In pigs the cysticerci are found both in muscles and in the brain, in human beings
predominantly in the form of neurocysticercosis (Escobar,1983; Fleury et al., 2003, 2006,
2010) but muscular, subcutaneous and ocular forms have also been reported. (Larralde &
Aluja, 2006)
The disease is found mainly in countries where poverty prevails, hygiene is lacking and
people live in close contact with pigs.
In Mexico the disease is present in marginated rural areas of the southern states, (Guerrero,
Oaxaca, Puebla, Veracruz, Tabasco, Yucatan, parts of Morelos and others) where the above
mentioned conditions exist and the parasite encounters a favorable environment for its
survival.
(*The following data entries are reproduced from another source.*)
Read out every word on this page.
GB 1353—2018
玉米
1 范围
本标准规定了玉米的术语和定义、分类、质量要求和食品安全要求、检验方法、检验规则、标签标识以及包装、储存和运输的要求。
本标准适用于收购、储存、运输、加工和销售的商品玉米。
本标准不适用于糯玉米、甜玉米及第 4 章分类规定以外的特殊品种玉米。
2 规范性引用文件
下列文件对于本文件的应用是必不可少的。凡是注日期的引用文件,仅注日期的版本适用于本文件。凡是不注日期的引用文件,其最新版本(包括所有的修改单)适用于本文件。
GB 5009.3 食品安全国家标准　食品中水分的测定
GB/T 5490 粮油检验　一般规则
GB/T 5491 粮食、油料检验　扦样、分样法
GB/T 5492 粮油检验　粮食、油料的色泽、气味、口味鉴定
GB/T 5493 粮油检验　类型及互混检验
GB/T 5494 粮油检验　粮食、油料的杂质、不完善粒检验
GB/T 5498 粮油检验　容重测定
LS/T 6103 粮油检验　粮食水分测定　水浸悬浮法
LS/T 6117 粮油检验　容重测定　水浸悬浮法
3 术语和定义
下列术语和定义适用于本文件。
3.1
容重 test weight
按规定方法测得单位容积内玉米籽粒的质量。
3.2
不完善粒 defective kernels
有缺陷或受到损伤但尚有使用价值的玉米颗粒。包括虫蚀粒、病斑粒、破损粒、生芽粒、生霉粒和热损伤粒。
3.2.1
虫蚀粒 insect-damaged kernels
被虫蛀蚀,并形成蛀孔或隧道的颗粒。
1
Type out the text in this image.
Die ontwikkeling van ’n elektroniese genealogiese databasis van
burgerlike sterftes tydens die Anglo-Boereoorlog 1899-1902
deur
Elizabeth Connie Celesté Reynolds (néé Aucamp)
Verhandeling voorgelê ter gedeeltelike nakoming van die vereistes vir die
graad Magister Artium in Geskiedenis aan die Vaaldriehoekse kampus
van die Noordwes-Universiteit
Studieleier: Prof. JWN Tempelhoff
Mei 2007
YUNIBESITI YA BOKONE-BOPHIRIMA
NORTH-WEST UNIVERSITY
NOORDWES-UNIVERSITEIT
Many of the inhabitants of these areas are extremely poor, their dwellings are
made of reed, wood or other cheap materials available in their region. Their number is
calculated to be 47,190,000 million (INEGI 2009; CEPAL 2010). Few hamlets or villages have
piped water and get their supply from wells that may dry up during the hot season or from
ponds where rain water accumulates. Donkeys frequently bring water to isolated dwellings
in 20 liter containers of which they carry four. There are villages where water is rationed
during the very dry months and people get one bucket per day.
Roads are rarely paved, and many become impassable during the rainy season. Children
often have to walk long distances to get to school and depending on the weather and road
conditions do not go, some barely learn how to read and write. In many of these remote
areas the inhabitants speak their indigenous languages, have difficulties understanding
Spanish, and an interpreter is needed to communicate with them.